Vous soulignez le fait que le jaguar est omniprésent dans la culture mexicaine et pourtant l’animal reste quasi-invisible. Comment filme-t-on l’absence ?

La jungle incarne un territoire dense, sujet à la projection imaginaire. L’idée sera d’établir un lien direct entre le territoire global, de la jungle ou des villages – que je laisse pour la première fois entrer dans mes images – et le paysage mental. Techniquement, je pars à la recherche du jaguar dans la jungle avec un guide, mais il y a quasiment aucune chance que je le trouve. Ce qui m’intéresse c’est de suivre une personne qui cherche le jaguar. C’est dans l’imaginaire des gens dont je fais le portrait, dans l’attente, dans la perte de contact parfois avec le réel, dans ces flottements que le jaguar intervient. Je laisserai beaucoup de place aux souffles et aux silences, je n’ai pas envie que ce soit trop narratif. Le film Braguino de Clément Cogitore m’a confortée dans l’idée qu’on pouvait filmer l’invisible. Il y a une menace diffuse de la première à la dernière seconde et pourtant il filme des visages et des paysages silencieux. Il se passe quelque chose mais on ne sait pas quoi.

  

Vous dites vouloir travailler avec « un compact argentique automatique […] qui allie rapidité, intuitivité et discrétion, dans la ville comme dans la jungle ». Le photographe/vidéaste doit-il s’adapter à son « modèle » ?

Cela dépend du résultat que l’on veut obtenir mais comme j’ai envie de pouvoir suivre des personnes, avec très peu de mise en scène, il faut que je sois la plus légère et la plus discrète possible pour pouvoir être très réactive. On sera une petite équipe, tout terrain, sur un territoire que l’on ne connaît pas, on ne sait pas ce qu’il peut arriver : des rencontres, des surprises, peut être des dangers. On va partir avec seulement deux caméras et un appareil compact au poing en repérage pour pouvoir avancer rapidement dans mes idées. Il s’agit de chasser quelque chose de flottant. Je ne cherche pas à provoquer des situations même si ma présence en soi en créera une. J’aimerai pouvoir me rendre invisible !

 

Comment appréhendez-vous votre position de photographe ?

J’ai un besoin compulsif de conserver par l’image les traces de sensations, et une obsession pour le corps, flottant, humain et animal, l’animal qui se connecte à l’homme et vice versa.

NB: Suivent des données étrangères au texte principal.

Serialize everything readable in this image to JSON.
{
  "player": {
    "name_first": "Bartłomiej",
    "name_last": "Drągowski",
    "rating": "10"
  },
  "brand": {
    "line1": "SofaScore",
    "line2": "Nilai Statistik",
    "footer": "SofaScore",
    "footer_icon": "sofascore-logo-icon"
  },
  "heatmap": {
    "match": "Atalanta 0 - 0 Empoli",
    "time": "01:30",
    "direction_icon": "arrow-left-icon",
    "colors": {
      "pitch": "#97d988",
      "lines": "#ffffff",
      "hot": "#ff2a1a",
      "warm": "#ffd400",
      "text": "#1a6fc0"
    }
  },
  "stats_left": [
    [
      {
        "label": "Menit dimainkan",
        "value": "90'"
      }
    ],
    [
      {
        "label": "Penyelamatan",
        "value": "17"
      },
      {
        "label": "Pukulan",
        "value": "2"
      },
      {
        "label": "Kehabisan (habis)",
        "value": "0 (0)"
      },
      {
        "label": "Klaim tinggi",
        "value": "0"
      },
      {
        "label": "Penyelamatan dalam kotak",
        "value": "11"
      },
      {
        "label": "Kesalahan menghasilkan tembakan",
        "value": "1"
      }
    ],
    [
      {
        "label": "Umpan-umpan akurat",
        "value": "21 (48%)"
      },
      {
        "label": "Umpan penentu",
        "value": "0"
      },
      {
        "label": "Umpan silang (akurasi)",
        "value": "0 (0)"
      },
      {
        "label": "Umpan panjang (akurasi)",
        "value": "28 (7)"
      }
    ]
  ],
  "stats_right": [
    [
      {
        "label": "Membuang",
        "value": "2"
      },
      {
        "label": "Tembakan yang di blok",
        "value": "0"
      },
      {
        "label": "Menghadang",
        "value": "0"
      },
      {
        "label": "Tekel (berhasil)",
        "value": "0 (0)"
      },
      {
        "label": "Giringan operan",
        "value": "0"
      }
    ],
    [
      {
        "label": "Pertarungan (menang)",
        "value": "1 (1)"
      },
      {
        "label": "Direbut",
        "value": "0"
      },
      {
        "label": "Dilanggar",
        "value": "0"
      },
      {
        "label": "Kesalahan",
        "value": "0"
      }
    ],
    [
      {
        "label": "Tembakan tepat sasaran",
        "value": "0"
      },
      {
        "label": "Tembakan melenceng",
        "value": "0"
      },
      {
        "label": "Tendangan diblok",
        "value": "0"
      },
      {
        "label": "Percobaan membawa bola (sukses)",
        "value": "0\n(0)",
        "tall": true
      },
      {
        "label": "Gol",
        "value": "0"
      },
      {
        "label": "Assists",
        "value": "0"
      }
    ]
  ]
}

Il y a un essai de Jean Louis Schefer, Pour un traité des corps imaginaires, qui m’a beaucoup inspirée. Selon lui, les émotions et les affects sont des vagabonds qui comme des fantômes errent et cherchent des corps où revivre. Ses affects sont reliés par un son, une odeur, un moment de la journée et c’est ce souvenir d’un ébranlement, d’une émotion qui imprègne les corps dans l’image. Toutes ces choses sont perméables. J’ai été amenée à faire de la photographie à cause d’une inquiétude face au réel, d’une peur de ce qui disparaît ou va disparaître. J’essaie de trouver une fonction rassurante à l’image.